There is a market across the street from my home in Tallinn where I go for seasonal food produce – the market season explodes with fresh strawberries in June and wraps up with jams and sauerkraut before Christmas. The racks of clothes change their patterns with the season, there is fresh bread smell fighting with the fish smell from the kiosk next to it. This market looks so unkept and ‘dirty’ compared to the gentrified markets but has become so dear to me because it is one of the rare places in the city that is not yet designed by any one person or one team. It has organically and sporadically grown over time, with very DIY kiosks and little shelters to sell from. It is not (yet) sterilized and designed, not yet a market for ‘political consumption’ [1]. It is still too ugly and dirty for that, unfiltered, sellers only validated by the trust they have built with their customers, not a lot of inspection seems to be involved.
*
When looking at different patterns for long enough, I started to slowly unpeel the variety of pattern ‘languages’ among them. Working in graphic design, you always deal with image and text, ways of combining them. I wanted to use text in a way that is borderline ornamental, repetitive and mantra-like. To give text a more immersive role, where it is not next to images, but really swims together with other visual elements.

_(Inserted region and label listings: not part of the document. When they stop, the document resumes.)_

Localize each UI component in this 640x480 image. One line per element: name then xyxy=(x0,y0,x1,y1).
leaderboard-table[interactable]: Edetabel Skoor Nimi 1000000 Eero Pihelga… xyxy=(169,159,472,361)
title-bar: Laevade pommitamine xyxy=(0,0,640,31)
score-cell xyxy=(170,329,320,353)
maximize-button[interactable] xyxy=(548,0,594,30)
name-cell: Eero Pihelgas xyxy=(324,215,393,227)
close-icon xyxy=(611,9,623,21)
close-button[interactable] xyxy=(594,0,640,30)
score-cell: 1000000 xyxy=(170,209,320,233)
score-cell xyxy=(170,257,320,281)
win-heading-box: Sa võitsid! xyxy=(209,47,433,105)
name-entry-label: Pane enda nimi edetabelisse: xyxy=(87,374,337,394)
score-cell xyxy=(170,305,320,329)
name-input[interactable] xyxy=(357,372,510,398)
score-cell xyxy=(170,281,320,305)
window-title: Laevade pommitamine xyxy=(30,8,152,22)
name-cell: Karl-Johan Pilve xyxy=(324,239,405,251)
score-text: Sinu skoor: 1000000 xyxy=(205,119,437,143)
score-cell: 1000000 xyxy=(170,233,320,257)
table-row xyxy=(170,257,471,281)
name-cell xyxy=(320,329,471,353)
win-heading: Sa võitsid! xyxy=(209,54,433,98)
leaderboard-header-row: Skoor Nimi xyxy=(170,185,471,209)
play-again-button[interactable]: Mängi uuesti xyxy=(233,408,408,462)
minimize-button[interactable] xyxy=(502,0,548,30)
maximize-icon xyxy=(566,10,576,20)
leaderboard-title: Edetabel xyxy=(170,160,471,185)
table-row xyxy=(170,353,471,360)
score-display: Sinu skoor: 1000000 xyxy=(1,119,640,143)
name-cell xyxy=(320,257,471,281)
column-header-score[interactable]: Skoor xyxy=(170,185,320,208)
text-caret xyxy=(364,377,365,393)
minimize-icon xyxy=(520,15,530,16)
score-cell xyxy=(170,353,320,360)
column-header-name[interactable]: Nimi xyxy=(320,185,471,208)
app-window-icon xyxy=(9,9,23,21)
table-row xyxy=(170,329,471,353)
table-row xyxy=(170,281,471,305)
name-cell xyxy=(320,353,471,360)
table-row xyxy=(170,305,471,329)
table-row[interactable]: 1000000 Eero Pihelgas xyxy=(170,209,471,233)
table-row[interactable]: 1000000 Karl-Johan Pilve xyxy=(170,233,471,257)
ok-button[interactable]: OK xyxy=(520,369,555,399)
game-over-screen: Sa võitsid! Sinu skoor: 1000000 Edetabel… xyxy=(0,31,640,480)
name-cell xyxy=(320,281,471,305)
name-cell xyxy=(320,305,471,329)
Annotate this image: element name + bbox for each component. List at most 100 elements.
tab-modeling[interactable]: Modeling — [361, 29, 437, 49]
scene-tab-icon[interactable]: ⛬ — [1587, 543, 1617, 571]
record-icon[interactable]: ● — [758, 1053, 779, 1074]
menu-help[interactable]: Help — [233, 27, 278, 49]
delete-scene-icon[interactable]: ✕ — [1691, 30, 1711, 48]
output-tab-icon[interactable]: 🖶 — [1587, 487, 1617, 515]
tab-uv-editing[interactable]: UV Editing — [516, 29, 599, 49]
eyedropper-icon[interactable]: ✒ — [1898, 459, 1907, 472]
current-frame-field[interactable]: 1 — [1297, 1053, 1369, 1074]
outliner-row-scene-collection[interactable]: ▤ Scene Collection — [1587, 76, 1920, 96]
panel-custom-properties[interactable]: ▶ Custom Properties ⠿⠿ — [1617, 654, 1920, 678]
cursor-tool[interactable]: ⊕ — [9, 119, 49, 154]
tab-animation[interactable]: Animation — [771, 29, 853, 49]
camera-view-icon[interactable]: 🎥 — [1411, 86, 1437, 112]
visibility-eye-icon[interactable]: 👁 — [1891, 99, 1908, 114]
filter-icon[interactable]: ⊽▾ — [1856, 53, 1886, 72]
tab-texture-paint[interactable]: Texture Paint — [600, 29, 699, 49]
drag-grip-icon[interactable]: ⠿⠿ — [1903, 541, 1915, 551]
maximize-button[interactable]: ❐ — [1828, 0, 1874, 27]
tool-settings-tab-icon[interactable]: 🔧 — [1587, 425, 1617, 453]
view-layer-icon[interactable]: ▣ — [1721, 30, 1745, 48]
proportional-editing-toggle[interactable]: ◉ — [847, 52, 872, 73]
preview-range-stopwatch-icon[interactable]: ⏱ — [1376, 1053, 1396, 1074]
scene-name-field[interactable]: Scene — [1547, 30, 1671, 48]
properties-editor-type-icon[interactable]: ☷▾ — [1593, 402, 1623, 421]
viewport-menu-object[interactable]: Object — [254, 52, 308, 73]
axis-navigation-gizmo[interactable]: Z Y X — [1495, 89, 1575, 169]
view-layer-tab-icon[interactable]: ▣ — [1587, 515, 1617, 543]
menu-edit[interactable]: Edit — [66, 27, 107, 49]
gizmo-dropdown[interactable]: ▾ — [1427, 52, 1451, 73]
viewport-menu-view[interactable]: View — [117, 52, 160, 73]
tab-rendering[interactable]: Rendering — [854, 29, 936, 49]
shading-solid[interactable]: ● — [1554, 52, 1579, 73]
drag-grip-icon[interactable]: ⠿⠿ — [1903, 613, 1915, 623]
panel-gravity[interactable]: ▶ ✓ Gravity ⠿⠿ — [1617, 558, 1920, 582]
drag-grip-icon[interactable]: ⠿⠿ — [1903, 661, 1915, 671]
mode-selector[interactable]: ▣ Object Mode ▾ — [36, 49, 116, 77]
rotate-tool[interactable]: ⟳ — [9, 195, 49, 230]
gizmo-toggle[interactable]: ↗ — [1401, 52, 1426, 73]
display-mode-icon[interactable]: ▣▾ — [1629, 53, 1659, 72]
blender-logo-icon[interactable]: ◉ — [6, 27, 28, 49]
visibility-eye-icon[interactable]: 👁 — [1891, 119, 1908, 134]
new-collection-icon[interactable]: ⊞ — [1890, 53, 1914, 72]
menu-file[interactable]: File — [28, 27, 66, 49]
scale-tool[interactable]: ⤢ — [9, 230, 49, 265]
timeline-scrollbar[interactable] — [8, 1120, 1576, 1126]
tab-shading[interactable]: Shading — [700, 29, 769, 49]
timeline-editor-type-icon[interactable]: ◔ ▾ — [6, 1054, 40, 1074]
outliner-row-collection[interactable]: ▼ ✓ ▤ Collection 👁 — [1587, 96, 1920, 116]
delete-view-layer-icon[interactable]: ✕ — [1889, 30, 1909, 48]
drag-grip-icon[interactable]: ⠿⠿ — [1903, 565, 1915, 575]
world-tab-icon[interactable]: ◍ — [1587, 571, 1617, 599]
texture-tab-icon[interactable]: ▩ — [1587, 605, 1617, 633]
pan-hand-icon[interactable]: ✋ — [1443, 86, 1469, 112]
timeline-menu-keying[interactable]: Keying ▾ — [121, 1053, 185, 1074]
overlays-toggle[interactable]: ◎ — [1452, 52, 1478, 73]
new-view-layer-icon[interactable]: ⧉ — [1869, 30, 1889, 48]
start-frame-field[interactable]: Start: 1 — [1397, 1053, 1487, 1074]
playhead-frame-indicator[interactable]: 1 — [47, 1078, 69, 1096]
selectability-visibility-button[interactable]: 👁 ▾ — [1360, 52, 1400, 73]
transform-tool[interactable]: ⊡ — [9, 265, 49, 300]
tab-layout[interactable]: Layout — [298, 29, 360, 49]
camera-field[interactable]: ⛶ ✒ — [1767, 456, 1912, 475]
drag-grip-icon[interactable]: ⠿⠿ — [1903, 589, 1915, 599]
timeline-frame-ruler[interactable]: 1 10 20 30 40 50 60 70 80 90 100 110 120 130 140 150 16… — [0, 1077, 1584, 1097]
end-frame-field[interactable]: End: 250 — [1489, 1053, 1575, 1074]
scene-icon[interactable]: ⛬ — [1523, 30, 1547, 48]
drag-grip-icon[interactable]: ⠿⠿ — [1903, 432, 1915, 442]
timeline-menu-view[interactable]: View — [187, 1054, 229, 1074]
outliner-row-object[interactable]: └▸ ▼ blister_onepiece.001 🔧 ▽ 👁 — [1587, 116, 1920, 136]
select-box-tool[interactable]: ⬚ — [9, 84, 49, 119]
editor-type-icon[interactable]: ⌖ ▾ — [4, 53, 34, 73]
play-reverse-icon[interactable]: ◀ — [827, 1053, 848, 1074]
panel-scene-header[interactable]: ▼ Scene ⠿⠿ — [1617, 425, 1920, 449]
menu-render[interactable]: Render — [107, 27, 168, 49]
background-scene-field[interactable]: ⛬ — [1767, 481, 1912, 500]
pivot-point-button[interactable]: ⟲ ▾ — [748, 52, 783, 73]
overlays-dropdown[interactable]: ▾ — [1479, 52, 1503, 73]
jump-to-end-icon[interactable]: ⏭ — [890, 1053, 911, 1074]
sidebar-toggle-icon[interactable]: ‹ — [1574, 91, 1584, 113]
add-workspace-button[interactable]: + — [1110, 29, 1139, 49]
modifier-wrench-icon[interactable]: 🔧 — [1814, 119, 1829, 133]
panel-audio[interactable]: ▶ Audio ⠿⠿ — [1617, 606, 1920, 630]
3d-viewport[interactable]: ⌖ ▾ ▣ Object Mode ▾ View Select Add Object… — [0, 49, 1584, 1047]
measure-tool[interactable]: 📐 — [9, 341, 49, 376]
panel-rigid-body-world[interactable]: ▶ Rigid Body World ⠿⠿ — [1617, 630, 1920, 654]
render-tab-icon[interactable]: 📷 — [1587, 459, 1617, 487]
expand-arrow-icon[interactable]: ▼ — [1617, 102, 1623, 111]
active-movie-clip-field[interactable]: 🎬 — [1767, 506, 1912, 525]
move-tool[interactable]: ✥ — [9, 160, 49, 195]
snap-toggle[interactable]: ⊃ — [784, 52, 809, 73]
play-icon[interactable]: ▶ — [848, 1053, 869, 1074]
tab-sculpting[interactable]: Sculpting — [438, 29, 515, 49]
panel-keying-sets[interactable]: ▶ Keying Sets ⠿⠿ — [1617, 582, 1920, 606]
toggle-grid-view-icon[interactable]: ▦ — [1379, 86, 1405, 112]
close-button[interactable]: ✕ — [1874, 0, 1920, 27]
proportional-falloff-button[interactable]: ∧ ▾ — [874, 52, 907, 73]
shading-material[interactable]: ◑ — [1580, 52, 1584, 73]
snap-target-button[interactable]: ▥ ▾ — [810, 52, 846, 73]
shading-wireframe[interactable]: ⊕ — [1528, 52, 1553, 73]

With the patterns I noticed I aim for a level of complexity that would be difficult for my brain to solve at a quick glance, hard to ‘see through’, although seductive for the senses at the same time. I found there is an ancient legacy similar to this called ‘interlace’, which comes from knots and other forms of decorative ropework and has been described as a way of protecting objects from ‘an evil gaze’. For example on the front and back of a book, to finalize and package a piece of work into a safe spell:
“Knots have a long-established place in the lore of supernatural attack and defence. A curse or a spell was often ‘secured’ with a knot, and could only be disarmed by physically untying it. … As a permanent ‘knot,’ it [the interlace] defied the evil-doer to untie it mentally by tracing out its windings and crossings, as one might solve a difficult maze.”[2]